Betapa melimpahnya kekayaan yang dimiliki Qarun! Namun, di balik kekayaannya, Qarun seorang sosok yang sombong dan gemar pamer kemegahan. Di antara kesombongannya, ia merasa semua kekayaannya diperoleh karena kedalaman ilmunya. Hal ini sebagaimana disebutkan dalam ayat 78, Qarun berkata: “Sesungguhnya aku diberi (harta) itu semata-mata karena ilmu yang ada padaku”. Tidakkah dia tahu bahwa sesungguhnya Allah telah membinasakan generasi sebelumnya yang lebih kuat daripadanya dan lebih banyak mengumpulkan harta?. (QS. Al-Qashash: 78)
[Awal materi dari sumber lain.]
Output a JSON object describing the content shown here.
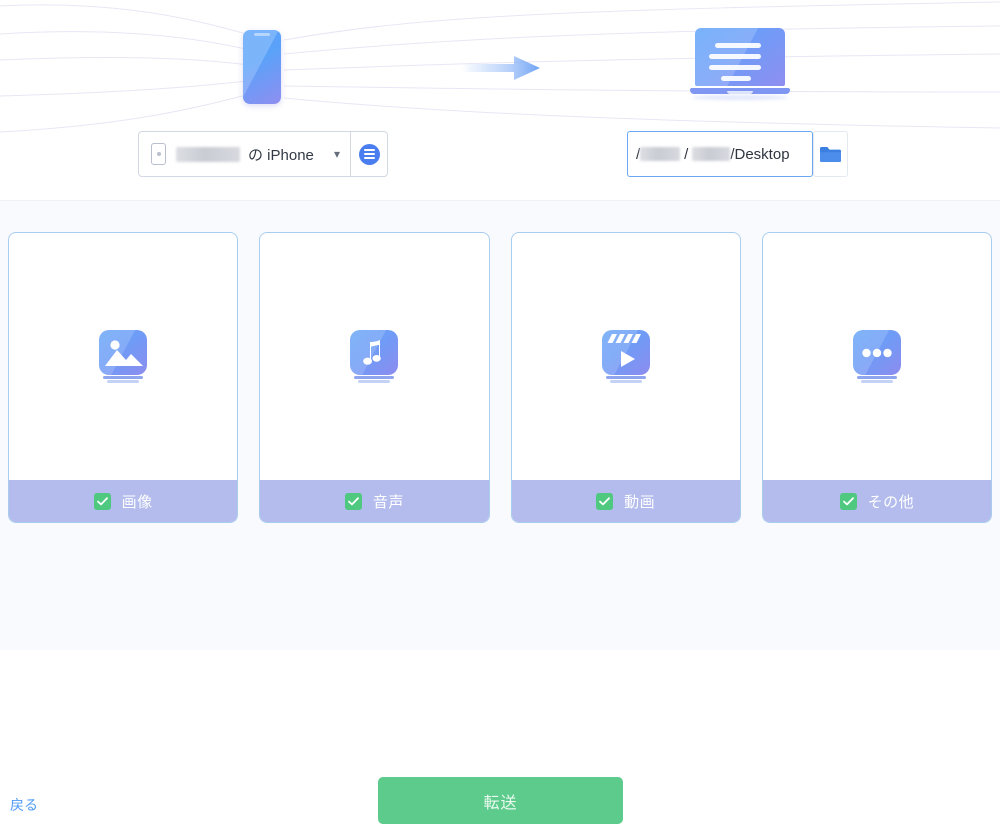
{
  "hero": {
    "source_device_icon": "phone-illustration",
    "transfer_arrow_icon": "arrow-right",
    "target_device_icon": "laptop-illustration"
  },
  "source": {
    "device_icon": "phone-icon",
    "device_name_redacted": "",
    "device_label": "の iPhone",
    "caret_icon": "chevron-down-icon",
    "menu_icon": "list-circle-icon"
  },
  "destination": {
    "path_prefix": "/",
    "path_separator": "/",
    "path_tail": "/Desktop",
    "browse_icon": "folder-icon"
  },
  "categories": [
    {
      "label": "画像",
      "icon": "image-icon",
      "checked": true
    },
    {
      "label": "音声",
      "icon": "music-note-icon",
      "checked": true
    },
    {
      "label": "動画",
      "icon": "video-icon",
      "checked": true
    },
    {
      "label": "その他",
      "icon": "more-dots-icon",
      "checked": true
    }
  ],
  "actions": {
    "back_label": "戻る",
    "transfer_label": "転送"
  },
  "colors": {
    "accent_blue": "#4a7ef0",
    "card_border": "#a9cdee",
    "footer_bar": "#b3bcec",
    "checkbox_green": "#4fc97f",
    "transfer_green": "#5dcb8b",
    "link_blue": "#4f9bf5",
    "page_background": "#f8fafd"
  }
}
Qarun pun suka memamerkan kemegahan kepada kaumnya (masyarakat). Itu pula yang dikisahkan dalam ayat berikutnya, “Maka, keluarlah Qarun kepada kaumnya dengan kemegahannya.” (QS. Al-Qashash: 79)
Para ulama tafsir menjelaskan, Qarun keluar dengan baju mewah dan diiringi dengan 300 gadis berbaju merah dan 4000 kendaraan kuda. Tak heran iring-iringan Qarun itu mengundang decak kagum orang-orang yang gandrung (cinta) terhadap harta kekayaan, sebagaimana yang terekam dalam ayat 79, Orang-orang yang menginginkan kehidupan dunia berkata: “Andaikata kita mempunyai harta kekayaan seperti yang telah diberikan kepada Qarun. Sesungguhnya dia benar-benar mempunyai keberuntungan yang besar.” (QS. Al-Qashash: 79).
Namun, tak sedikit kaumnya yang mengingatkan, “Janganlah kamu terlalu bangga; sesungguhnya Allah tidak menyukai orang-orang yang terlalu membanggakan diri (farihin).” (QS. Al-Qashash: 76)
Sebagian ulama menafsirkan, istilah “farihin” di sana juga berarti takabur, zalim, berbuat kerusakan, arogan, dan tak mau bersyukur terhadap nikmat.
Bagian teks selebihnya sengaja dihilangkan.